Gateway CRDs (AiGateway, AgentGateway, ToolGateway) expose a uniform spec.guardrails field — an ordered list of references to Guard resources. The gateway’s implementation operator resolves those references and programs the underlying gateway to invoke the guardrail at request time.

Why it exists

Agents and tool servers should not need to implement content inspection themselves. An agent framework rarely has the context to know which data-handling regulation applies to a given deployment, and embedding provider-specific guardrail SDKs in every container image would tie the inspection logic to the agent lifecycle.

Centralising guardrails at the gateway solves this cleanly. A platform team can declare a single Guard resource and attach it to any number of gateways; all traffic through those gateways is inspected consistently, regardless of which agent or tool server generated it. Policy changes take effect without redeploying agents. Guardrail provider credentials and endpoints are kept in GuardrailProvider resources managed by the platform team, not scattered across agent pods.

The two-tier split between GuardrailProvider and Guard is deliberate. It lets a platform team own the infrastructure side (provider endpoints, credentials) while application teams own the per-gateway policies (which entities to catch, what to do with them), each without touching the other’s resources.

How it fits

At request time, the gateway runs each attached guard in the order they are listed. For pre_call mode, the outgoing prompt or tool-call arguments are forwarded to the provider before they reach the LLM or tool server. For post_call mode, the LLM or tool-server response is inspected before it is returned to the caller. The provider signals either a clean pass, a masked payload (with sensitive spans replaced by placeholders), or a block that terminates the request.

The implementation is per-gateway. The LiteLLM-based AI gateway operator translates Guard resources into LiteLLM’s native guardrails: configuration block, enabling PII detection and masking on AiGateway traffic. The agentgateway-based tool-gateway operator takes a different approach: for each Guard attached to a ToolGateway, it deploys a dedicated guardrail-adapter instance and wires it into the gateway via Envoy’s ext_proc mechanism. This adapter is provided by the guardrail-adapter project, which bridges Agentic Layer gateways to guardrail engines through the Envoy external processing API; its documentation will be integrated into this site in a later phase.

Trade-offs and alternatives

Provider abstraction vs. native provider integration

Wrapping multiple providers behind a common CRD interface means the CRD cannot expose every provider-specific knob directly.

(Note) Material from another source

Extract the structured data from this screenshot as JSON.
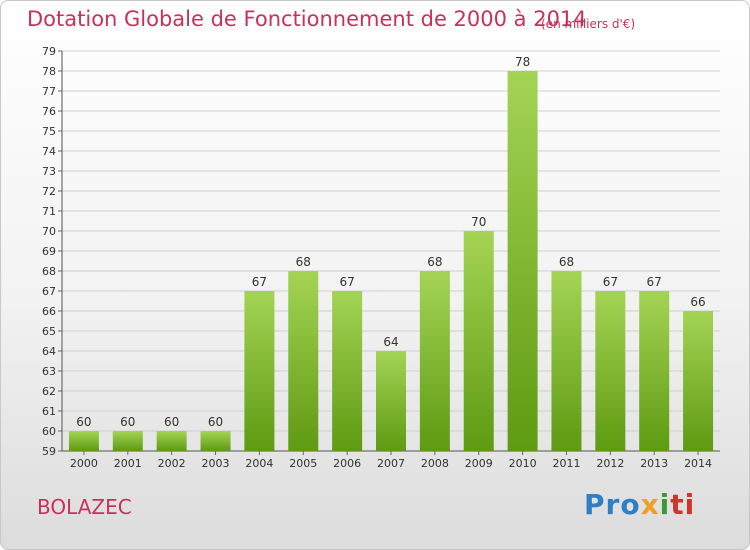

The design accepts this: GuardrailProvider.spec.presidio, .openaiModeration, and .bedrock carry only the fields that operators currently translate. The benefit is a uniform attachment point across all gateways that survives provider changes — swapping a Presidio deployment for an OpenAI Moderation endpoint is a GuardrailProvider edit, not an agent change.

Guard-per-policy vs. a single embedded policy

Guard is a separate, referenceable resource rather than an inline policy block on the gateway. This allows the same guard to be reused across multiple gateways, and it allows guardrail policy to be versioned and reviewed independently of gateway manifests. The cost is an additional resource to manage, but for any non-trivial deployment the reuse and separation benefits outweigh the overhead.

Gateway-level inspection vs. sidecar / agent-side inspection

An alternative is to run inspection logic in a sidecar container next to each agent or tool server, or inside the framework itself. Gateway-level inspection is preferred because it applies uniformly to all traffic, is independent of the agent framework, and can be updated by the platform team without any agent change. Sidecar-level inspection may be appropriate in high-trust environments where per-agent policy differentiation is needed at a finer granularity than per-gateway.